New law sparks surge in digital asset insurance products in South Korea

Carriers rush products to meet demand as Virtual Asset Users Protection Act goes live, but face high risks due to volatility and complexities in the segment.

(Re)in Summary

• South Korean non-life insurers are introducing new digital asset insurance products due to the Virtual Asset Users Protection Act.
• The act goes live on Friday, 19 July 2024 and mandates virtual asset businesses have insurance or reserves for liabilities.
• Insurers, including Samsung Fire & Marine and KB Insurance are rushing products to market.
• However, they face challenges in underwriting due to a lack of historic loss data and risks associated with digital assets.
• Traditional carriers in APAC have generally avoided insuring digital assets due to volatility and risk assessment difficulties.
• Korean Insurers reportedly partnered with Korea Re to help develop products and set premiums.

Non-life insurers in South Korea have rushed to introduce digital asset insurance products in anticipation of the Virtual Asset Users Protection Act, which takes effect today, Friday 19 July.

The act was originally enacted on 18 July 2023 and aims to safeguard virtual asset users. The new law mandates virtual asset businesses implement measures, such as the purchase of insurance or the accumulation of reserves, in order to meet liabilities and obligations in the event of incidents like cyberattacks or equipment failures.

Samsung Fire & Marine Insurance released a product on 12 July, with Beeblock, a minor crypto exchange, becoming its first policyholder under a one-year contract, according to a report from the Korea Times.

KB Insurance launched a product on Wednesday and other insurers, including Hyundai Marine & Fire Insurance and NongHyup Property & Casualty Insurance, are understood to be preparing to release their products in time for the new law. 

However, due to the lack of specific digital asset-related products in the domestic market, insurers have faced challenges, including gathering historic loss data to effectively underwrite products.

The concern is not just confined to Korea. Traditional carriers throughout Asia Pacific have largely avoided insuring digital assets due to the high risks and complexities involved.

“I quickly came to the conclusion that it doesn’t sit so well with a traditional insurance model.”

Cillin O’Flynn

General Partner at Noria Capital

The volatility of cryptocurrencies, the difficulty in assessing and pricing risk, and high-profile failures, such as the collapse of FTX, have deterred most.

Speaking to (Re)in Asia in November, Cillin O’Flynn, General Partner at Noria Capital described the difficulties trying to price a digital asset product at a traditional carrier. “The experience [at Generali] was invaluable; I understood just how difficult it is to measure and manage the risk, and certainly how difficult it is to price the risk,” O’Flynn said.

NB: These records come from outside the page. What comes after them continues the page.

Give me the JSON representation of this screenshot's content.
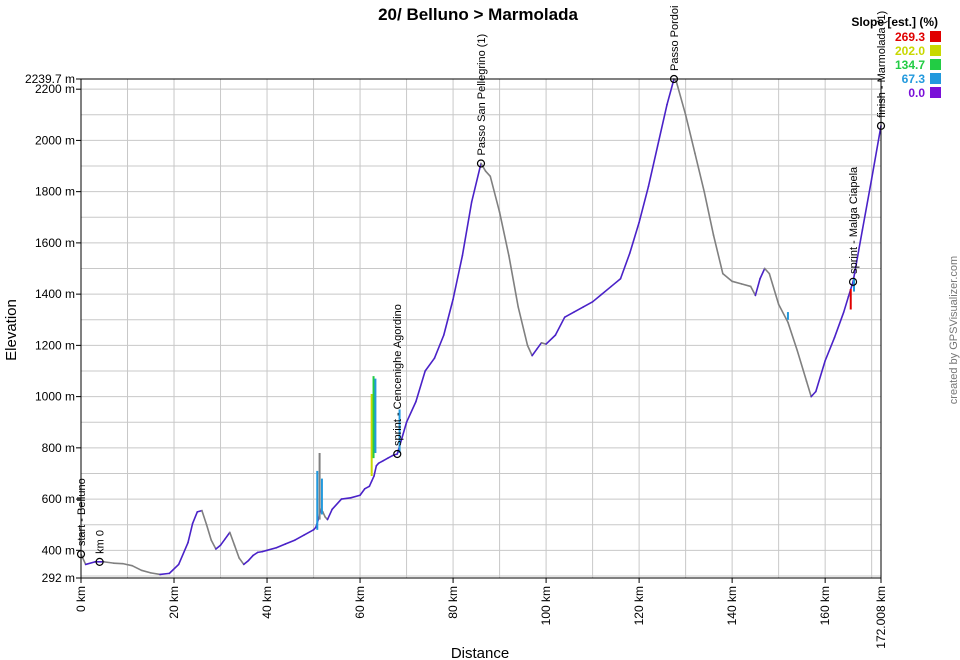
{
  "chart_data": {
    "type": "line",
    "title": "20/ Belluno > Marmolada",
    "xlabel": "Distance",
    "ylabel": "Elevation",
    "xlim": [
      0,
      172.008
    ],
    "ylim": [
      292,
      2239.7
    ],
    "x_ticks": [
      {
        "value": 0,
        "label": "0 km"
      },
      {
        "value": 20,
        "label": "20 km"
      },
      {
        "value": 40,
        "label": "40 km"
      },
      {
        "value": 60,
        "label": "60 km"
      },
      {
        "value": 80,
        "label": "80 km"
      },
      {
        "value": 100,
        "label": "100 km"
      },
      {
        "value": 120,
        "label": "120 km"
      },
      {
        "value": 140,
        "label": "140 km"
      },
      {
        "value": 160,
        "label": "160 km"
      },
      {
        "value": 172.008,
        "label": "172.008 km"
      }
    ],
    "y_ticks": [
      {
        "value": 292,
        "label": "292 m"
      },
      {
        "value": 400,
        "label": "400 m"
      },
      {
        "value": 600,
        "label": "600 m"
      },
      {
        "value": 800,
        "label": "800 m"
      },
      {
        "value": 1000,
        "label": "1000 m"
      },
      {
        "value": 1200,
        "label": "1200 m"
      },
      {
        "value": 1400,
        "label": "1400 m"
      },
      {
        "value": 1600,
        "label": "1600 m"
      },
      {
        "value": 1800,
        "label": "1800 m"
      },
      {
        "value": 2000,
        "label": "2000 m"
      },
      {
        "value": 2200,
        "label": "2200 m"
      },
      {
        "value": 2239.7,
        "label": "2239.7 m"
      }
    ],
    "grid": true,
    "credit": "created by GPSVisualizer.com",
    "legend": {
      "title": "Slope [est.] (%)",
      "placement": "top-right",
      "entries": [
        {
          "label": "269.3",
          "color": "#e00000"
        },
        {
          "label": "202.0",
          "color": "#c8d800"
        },
        {
          "label": "134.7",
          "color": "#22cc44"
        },
        {
          "label": "67.3",
          "color": "#2299dd"
        },
        {
          "label": "0.0",
          "color": "#7a10d8"
        }
      ]
    },
    "colors": {
      "climb": "#4a22c8",
      "descent": "#808080",
      "grid": "#c8c8c8"
    },
    "waypoints": [
      {
        "x": 0,
        "y": 385,
        "label": "start - Belluno"
      },
      {
        "x": 4,
        "y": 355,
        "label": "km 0"
      },
      {
        "x": 68,
        "y": 776,
        "label": "sprint - Cencenighe Agordino"
      },
      {
        "x": 86,
        "y": 1910,
        "label": "Passo San Pellegrino (1)"
      },
      {
        "x": 127.5,
        "y": 2239.7,
        "label": "Passo Pordoi"
      },
      {
        "x": 166,
        "y": 1448,
        "label": "sprint - Malga Ciapela"
      },
      {
        "x": 172.008,
        "y": 2057,
        "label": "finish - Marmolada (1)"
      }
    ],
    "series": [
      {
        "x": [
          0,
          1,
          3,
          5,
          7,
          9,
          11,
          13,
          15,
          17,
          19,
          21,
          23,
          24,
          25,
          26,
          27,
          28,
          29,
          30,
          31,
          32,
          33,
          34,
          35,
          36,
          37,
          38,
          39,
          40,
          42,
          44,
          46,
          48,
          50,
          50.5,
          51,
          51.3,
          51.6,
          52,
          52.5,
          53,
          54,
          56,
          58,
          60,
          61,
          62,
          62.5,
          63,
          63.5,
          64,
          65,
          66,
          67,
          68,
          70,
          72,
          74,
          76,
          78,
          80,
          82,
          84,
          86,
          87,
          88,
          90,
          92,
          94,
          96,
          97,
          98,
          99,
          100,
          102,
          104,
          106,
          108,
          110,
          112,
          114,
          116,
          118,
          120,
          122,
          124,
          126,
          127.5,
          128,
          130,
          132,
          134,
          136,
          138,
          140,
          142,
          144,
          145,
          146,
          147,
          148,
          150,
          152,
          154,
          156,
          157,
          158,
          160,
          162,
          164,
          165,
          166,
          168,
          170,
          172.008
        ],
        "y": [
          385,
          345,
          355,
          355,
          350,
          348,
          340,
          322,
          312,
          306,
          310,
          345,
          430,
          505,
          550,
          555,
          500,
          440,
          405,
          420,
          445,
          470,
          420,
          370,
          345,
          360,
          380,
          392,
          395,
          400,
          410,
          425,
          440,
          460,
          480,
          490,
          520,
          540,
          560,
          550,
          530,
          520,
          560,
          600,
          605,
          615,
          640,
          650,
          670,
          690,
          730,
          740,
          750,
          760,
          770,
          776,
          900,
          980,
          1100,
          1150,
          1240,
          1380,
          1550,
          1760,
          1910,
          1880,
          1860,
          1720,
          1550,
          1350,
          1200,
          1160,
          1185,
          1210,
          1205,
          1240,
          1310,
          1330,
          1350,
          1370,
          1400,
          1430,
          1460,
          1560,
          1680,
          1820,
          1980,
          2140,
          2239.7,
          2230,
          2100,
          1950,
          1800,
          1630,
          1480,
          1450,
          1440,
          1430,
          1395,
          1460,
          1500,
          1480,
          1360,
          1290,
          1180,
          1060,
          1000,
          1020,
          1140,
          1230,
          1330,
          1390,
          1448,
          1650,
          1850,
          2057
        ]
      }
    ]
  }
}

“I quickly came to the conclusion that it doesn’t sit so well with a traditional insurance model,” he added.

To address the risk, Korean insurers have reportedly collaborated with Korean Re to develop products and set insurance premiums. However, the effectiveness of the pricing and underwriting of the country’s rapidly developed products remains to be seen.

Nonetheless, the country has seen higher demand as the Virtual Asset Users Protection Act drew closer.

“There have been many inquiries from virtual asset exchanges as they will be subject to fines if they do not enroll in insurance or accumulate reserves once the law takes effect,” an official from a major non-life insurer in Seoul told the Korea Times.

“We have yet to secure many subscribers, though. It seems the businesses still agonise over the two options — insurance or reserves,” the official added. 

The official noted that accumulating reserves might need more funds, while businesses could enrol in insurance with about a tenth of that amount, suggesting smaller digital asset providers may prefer insurance.

“This is a totally new product, meaning that both insurers and virtual asset businesses lack experience and accumulated data,” Another official from a different insurer told the Korea Times. “At this point, it is difficult to predict what kind of accidents would occur and when.”